The pet food space these days is red-hot. General Mills Inc. was so eager to get into the business that it paid $8 billion to acquire Blue Buffalo in February. Meanwhile, Mars Petcare US recently launched the Companion Fund, a $100-million venture fund to invest in the pet industry.

But for cutting-edge pet food born in the lab, hurdles await. To date, no cellular meat company (Memphis Meat, Just, Finless Foods, among others) has found a way to create meat from scratch in a scalable, affordable way; 31 percent of dog and cat owners already complain about the cost of pet food, the APPA said. There’s also the “ick” factor of meat made in labs, even when we’re talking about our pets, let alone when we eventually might eat it ourselves. 
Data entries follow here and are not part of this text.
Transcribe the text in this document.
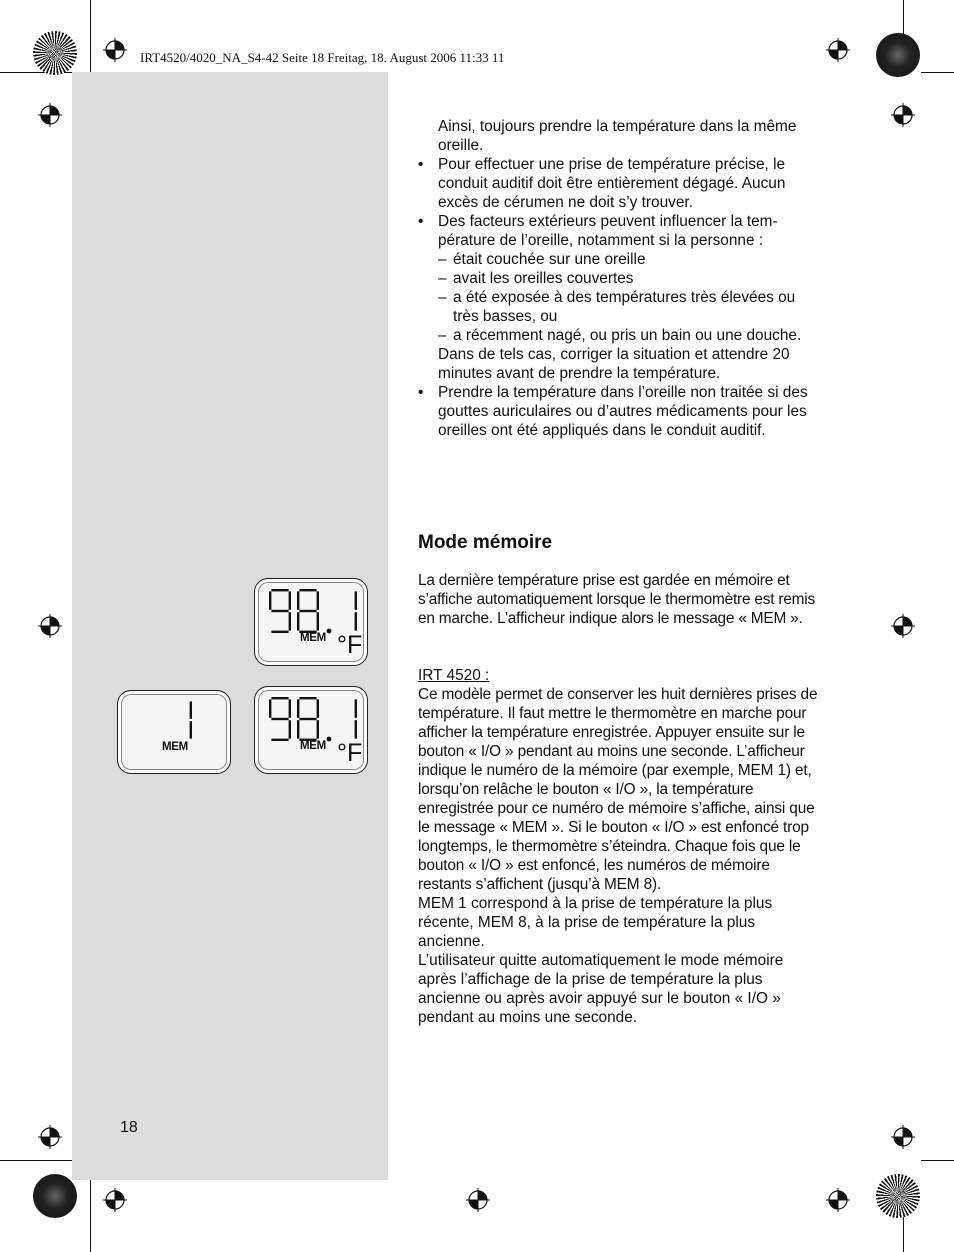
IRT4520/4020_NA_S4-42 Seite 18 Freitag, 18. August 2006 11:33 11

Ainsi, toujours prendre la température dans la même oreille.

• Pour effectuer une prise de température précise, le conduit auditif doit être entièrement dégagé. Aucun excès de cérumen ne doit s’y trouver.

• Des facteurs extérieurs peuvent influencer la tem-
pérature de l’oreille, notamment si la personne :

– était couchée sur une oreille

– avait les oreilles couvertes

– a été exposée à des températures très élevées ou très basses, ou

– a récemment nagé, ou pris un bain ou une douche.

Dans de tels cas, corriger la situation et attendre 20 minutes avant de prendre la température.

• Prendre la température dans l’oreille non traitée si des gouttes auriculaires ou d’autres médicaments pour les oreilles ont été appliqués dans le conduit auditif.

Mode mémoire

La dernière température prise est gardée en mémoire et s’affiche automatiquement lorsque le thermomètre est remis en marche. L’afficheur indique alors le message « MEM ».

IRT 4520 :

Ce modèle permet de conserver les huit dernières prises de température. Il faut mettre le thermomètre en marche pour afficher la température enregistrée. Appuyer ensuite sur le bouton « I/O » pendant au moins une seconde. L’afficheur indique le numéro de la mémoire (par exemple, MEM 1) et, lorsqu’on relâche le bouton « I/O », la température enregistrée pour ce numéro de mémoire s’affiche, ainsi que le message « MEM ». Si le bouton « I/O » est enfoncé trop longtemps, le thermomètre s’éteindra. Chaque fois que le bouton « I/O » est enfoncé, les numéros de mémoire restants s’affichent (jusqu’à MEM 8).

MEM 1 correspond à la prise de température la plus récente, MEM 8, à la prise de température la plus ancienne.

L’utilisateur quitte automatiquement le mode mémoire après l’affichage de la prise de température la plus ancienne ou après avoir appuyé sur le bouton « I/O » pendant au moins une seconde.

MEM °F
MEM	MEM °F
18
With pet food products ranging from offal to insects to alligators, who’s to say vegan can’t join the mix? Bethencourt and Shigeta contend that “cellular agriculture has the unique potential to rebuild the supply chain from farm-to-table.” Marion Nestle, author of several books on pet food, is skeptical: “The operative word is ‘potential,’” she said. “Let’s see how it works in practice.”